I've tried the same code with GCC under Linux, and they always print 123.
Which one is the correct behavior? I think it is UB, and in that case all are "correct". If it's not undefined, then why are they different?
I would expect 123 or garbage always because either the object is still valid (123) or was valid but destroyed and a) the memory is not reused yet (123) or reused (garbage). An exception is reasonable but what exactly is throwing it (VS only)?

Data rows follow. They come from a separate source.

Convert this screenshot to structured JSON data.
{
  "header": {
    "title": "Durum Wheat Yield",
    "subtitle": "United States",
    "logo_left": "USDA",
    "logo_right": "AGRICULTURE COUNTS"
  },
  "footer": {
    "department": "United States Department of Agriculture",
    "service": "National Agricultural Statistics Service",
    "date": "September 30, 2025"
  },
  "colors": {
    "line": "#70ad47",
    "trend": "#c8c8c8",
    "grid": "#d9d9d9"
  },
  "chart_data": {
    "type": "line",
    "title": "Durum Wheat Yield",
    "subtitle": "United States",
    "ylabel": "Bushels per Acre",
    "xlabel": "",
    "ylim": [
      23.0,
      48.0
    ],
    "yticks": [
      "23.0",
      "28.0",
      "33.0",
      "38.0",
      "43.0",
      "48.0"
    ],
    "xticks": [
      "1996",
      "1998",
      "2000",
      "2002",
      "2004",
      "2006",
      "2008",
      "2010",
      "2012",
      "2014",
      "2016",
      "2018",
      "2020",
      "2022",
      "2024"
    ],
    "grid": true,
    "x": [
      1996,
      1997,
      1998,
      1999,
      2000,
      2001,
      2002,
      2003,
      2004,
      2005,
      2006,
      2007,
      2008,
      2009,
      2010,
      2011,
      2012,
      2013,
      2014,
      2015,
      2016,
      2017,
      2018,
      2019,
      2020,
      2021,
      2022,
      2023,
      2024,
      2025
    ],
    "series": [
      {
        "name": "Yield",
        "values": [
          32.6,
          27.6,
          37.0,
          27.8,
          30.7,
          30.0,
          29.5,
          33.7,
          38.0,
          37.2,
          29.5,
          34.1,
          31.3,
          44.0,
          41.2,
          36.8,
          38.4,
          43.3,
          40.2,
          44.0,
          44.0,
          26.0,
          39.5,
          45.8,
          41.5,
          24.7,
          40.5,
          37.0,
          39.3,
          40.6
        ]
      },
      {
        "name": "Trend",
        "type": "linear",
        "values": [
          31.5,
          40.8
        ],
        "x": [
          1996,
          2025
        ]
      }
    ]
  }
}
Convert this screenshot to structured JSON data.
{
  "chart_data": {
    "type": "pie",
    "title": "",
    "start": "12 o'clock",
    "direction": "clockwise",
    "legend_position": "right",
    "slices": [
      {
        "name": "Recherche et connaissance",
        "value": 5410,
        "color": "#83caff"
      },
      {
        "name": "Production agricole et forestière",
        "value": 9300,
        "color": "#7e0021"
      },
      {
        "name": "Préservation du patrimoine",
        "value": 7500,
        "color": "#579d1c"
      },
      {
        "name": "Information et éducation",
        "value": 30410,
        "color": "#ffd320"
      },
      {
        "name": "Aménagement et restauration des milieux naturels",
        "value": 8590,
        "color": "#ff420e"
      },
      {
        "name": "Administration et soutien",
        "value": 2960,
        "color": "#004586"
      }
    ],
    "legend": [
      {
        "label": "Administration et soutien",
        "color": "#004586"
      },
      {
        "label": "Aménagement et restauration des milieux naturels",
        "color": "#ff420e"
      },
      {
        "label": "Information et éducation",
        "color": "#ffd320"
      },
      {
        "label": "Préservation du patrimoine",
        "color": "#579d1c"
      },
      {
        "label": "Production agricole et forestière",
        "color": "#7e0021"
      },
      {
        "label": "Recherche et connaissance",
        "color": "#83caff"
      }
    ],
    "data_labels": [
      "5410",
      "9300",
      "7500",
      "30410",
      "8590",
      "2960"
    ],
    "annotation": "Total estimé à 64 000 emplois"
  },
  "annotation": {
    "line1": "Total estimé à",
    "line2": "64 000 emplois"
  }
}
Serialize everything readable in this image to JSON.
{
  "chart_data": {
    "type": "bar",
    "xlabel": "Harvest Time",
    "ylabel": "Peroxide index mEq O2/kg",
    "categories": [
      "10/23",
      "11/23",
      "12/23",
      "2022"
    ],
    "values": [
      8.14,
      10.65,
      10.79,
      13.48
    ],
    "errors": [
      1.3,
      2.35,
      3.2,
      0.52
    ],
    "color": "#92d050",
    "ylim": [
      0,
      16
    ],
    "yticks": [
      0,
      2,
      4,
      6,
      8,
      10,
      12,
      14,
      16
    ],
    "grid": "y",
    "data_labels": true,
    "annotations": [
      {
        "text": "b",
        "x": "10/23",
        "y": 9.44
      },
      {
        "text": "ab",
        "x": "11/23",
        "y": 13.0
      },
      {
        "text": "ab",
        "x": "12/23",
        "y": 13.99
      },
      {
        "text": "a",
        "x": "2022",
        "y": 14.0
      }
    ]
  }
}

I've came up with a possible solution to the problem:
class Foo2
{
public:
Foo2() : m_bar{123} {}
~Foo2()
{
for (std::thread & thd : threads)
{
try
{
thd.join();
}
catch (const std::system_error & e)
{
// handling
}
}
}
void test_1()
{
std::thread thd = std::thread{[this]()
{
std::cout << m_bar << std::endl;
}};
threads.push_back(std::move(thd));
}
private:
int m_bar;
std::vector<std::thread> threads;
};
Is it a safe solution, without undefined behaviors? Seems like it's working. Is there a better and/or more "standardized" way?